As the House knows, Frank Beck of Leicester was convicted of a series of filthy and most serious crimes and received what must be a near record sentence—five life terms and a total of 24 years’ imprisonment. He called ***** ****** as a witness. Long ago, when ******* was a deprived youngster living in a Leicestershire children’s home, my family and I tried, unsuccessfully, to help him. Soon after, he was placed in a home run by Beck. After 15 years of Beck’s influence—including a period when ****** lodged in Beck’s private home—and after I had refused to provide Beck with references and shortly before Beck’s trial was due to begin, they combined to make disgraceful, contemptible and totally untrue allegations of criminal conduct against me.
Their motive was made blazingly clear by a letter that I received only yesterday from a former cellmate of Beck’s. I do not know the man, but he took it on himself to communicate with me. He writes that Beck told him that he—Beck —was going to frame me. According to Beck, that would take the light off him. To that end, Beck had enlisted the help of ******. The former cellmate also wrote that the police knew that he was willing to give evidence to that effect if the Crown thought it necessary to call him. In the event, it did not, but the allegations against me were precisely as the prosecution alleged in Beck’s trial —an attempted diversion from the reality of Beck’s guilt. Both verdict and sentence showed—happily—that the attempt failed totally.
226 However, is it not horrendous that Beck and ****** were able to make such terrible and lying accusations against me in court and that the media could, and with honourable exceptions did, report these falsehoods, all under the cloak of absolute privilege?
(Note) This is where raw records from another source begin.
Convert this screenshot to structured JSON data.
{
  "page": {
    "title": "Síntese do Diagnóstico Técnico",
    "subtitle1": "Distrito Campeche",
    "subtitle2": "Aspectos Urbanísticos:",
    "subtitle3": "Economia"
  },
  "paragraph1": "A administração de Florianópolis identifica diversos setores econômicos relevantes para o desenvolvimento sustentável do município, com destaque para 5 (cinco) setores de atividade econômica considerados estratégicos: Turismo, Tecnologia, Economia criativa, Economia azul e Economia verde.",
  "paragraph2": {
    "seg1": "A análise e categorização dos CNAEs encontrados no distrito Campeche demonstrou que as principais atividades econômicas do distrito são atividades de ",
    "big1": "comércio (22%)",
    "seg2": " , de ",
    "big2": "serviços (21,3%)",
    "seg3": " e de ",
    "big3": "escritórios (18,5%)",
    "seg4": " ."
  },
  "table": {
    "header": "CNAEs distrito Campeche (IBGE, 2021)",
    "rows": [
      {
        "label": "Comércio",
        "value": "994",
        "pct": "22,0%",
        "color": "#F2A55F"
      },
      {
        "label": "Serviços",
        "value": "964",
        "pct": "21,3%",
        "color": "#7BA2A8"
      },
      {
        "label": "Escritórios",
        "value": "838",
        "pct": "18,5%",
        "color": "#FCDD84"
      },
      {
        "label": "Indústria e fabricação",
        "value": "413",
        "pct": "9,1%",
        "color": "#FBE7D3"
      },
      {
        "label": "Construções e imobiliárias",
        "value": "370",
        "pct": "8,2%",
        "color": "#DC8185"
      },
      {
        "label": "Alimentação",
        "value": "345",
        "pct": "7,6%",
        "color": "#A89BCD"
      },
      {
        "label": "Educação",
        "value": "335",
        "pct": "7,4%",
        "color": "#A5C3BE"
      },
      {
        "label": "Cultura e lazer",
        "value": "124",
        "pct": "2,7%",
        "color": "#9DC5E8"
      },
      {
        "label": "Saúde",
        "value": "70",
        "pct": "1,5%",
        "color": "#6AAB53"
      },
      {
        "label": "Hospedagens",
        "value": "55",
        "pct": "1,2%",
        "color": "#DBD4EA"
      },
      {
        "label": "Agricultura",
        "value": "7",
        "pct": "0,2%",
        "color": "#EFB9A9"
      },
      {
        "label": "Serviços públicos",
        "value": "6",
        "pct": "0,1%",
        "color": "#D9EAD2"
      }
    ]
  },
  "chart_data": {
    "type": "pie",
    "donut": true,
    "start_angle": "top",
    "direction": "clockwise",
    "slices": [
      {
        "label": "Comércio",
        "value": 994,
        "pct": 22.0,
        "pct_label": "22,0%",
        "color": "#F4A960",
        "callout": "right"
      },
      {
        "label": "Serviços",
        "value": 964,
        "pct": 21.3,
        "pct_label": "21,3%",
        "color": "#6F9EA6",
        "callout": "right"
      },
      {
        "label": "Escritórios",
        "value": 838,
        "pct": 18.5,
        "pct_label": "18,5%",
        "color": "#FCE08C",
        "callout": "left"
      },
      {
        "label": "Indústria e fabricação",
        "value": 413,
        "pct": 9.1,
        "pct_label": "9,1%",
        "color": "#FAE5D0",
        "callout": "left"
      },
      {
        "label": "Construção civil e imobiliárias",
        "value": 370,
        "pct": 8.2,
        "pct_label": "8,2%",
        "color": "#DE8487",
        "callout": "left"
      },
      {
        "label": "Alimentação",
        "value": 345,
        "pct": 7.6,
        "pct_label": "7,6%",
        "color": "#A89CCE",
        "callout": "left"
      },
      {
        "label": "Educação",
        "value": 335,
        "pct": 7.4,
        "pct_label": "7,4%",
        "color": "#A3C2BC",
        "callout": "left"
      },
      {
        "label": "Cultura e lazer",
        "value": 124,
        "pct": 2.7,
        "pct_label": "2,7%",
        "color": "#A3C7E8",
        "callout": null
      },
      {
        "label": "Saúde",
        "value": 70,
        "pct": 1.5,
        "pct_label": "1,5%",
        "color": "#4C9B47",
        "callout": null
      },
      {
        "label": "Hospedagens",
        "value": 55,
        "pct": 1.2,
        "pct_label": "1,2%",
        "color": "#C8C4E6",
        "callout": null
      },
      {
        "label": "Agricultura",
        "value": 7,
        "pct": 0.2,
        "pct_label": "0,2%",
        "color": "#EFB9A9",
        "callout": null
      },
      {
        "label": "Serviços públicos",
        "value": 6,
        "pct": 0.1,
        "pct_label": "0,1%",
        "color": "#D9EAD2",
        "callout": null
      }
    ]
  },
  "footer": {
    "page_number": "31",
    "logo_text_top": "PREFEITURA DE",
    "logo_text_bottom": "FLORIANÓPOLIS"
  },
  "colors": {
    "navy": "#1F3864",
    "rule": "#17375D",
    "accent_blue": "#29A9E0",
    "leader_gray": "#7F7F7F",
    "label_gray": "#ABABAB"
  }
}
I had effectively no legal rights in the matter, and I was not allowed even to nail the lies. No wonder many people were mystified by my uncharacteristic silence —it was imposed by the cruel operation of the rules on contempt.
Happily, I am a fairly tough character. I have been able to ride out the agony on this ordeal in good heart. But it has not been easy. As a Member of Parliament, I am now well placed to fight back. That would not have applied to any of our constituents or to any other citizens placed by law in this impossible and unjust situation.
The injustice was both apparent and real. It imposed a special burden on my wife, on my children, on my mother and my sister and on all my family. I pay my loving tribute to them for their staunch and cheerful support during our shared ordeal. I also thank the many hundreds of people who have so kindly written, spoken to or telephoned us to express their affectionate encouragement. Several of them were themselves victims of Frank Beck. I salute their courage and send them my profound sympathy. We ourselves have received nothing but kindness, confidence and concern. We are very grateful. We are deeply blessed with our friends, not least those on both sides of the House and our friends in Leicester, West.
Surely there should now be a swift review of these injustices in our law and its practice. Surely it must be wrong for people who have no part in a trial to be open to venomous, preposterous attacks, with no remedy, no recompense and, above all, no right of reply. Surely others should not be forced to suffer as we have done. If such a review does lead to a just and useful alteration in the operation of the law of contempt, we shall not have suffered in vain.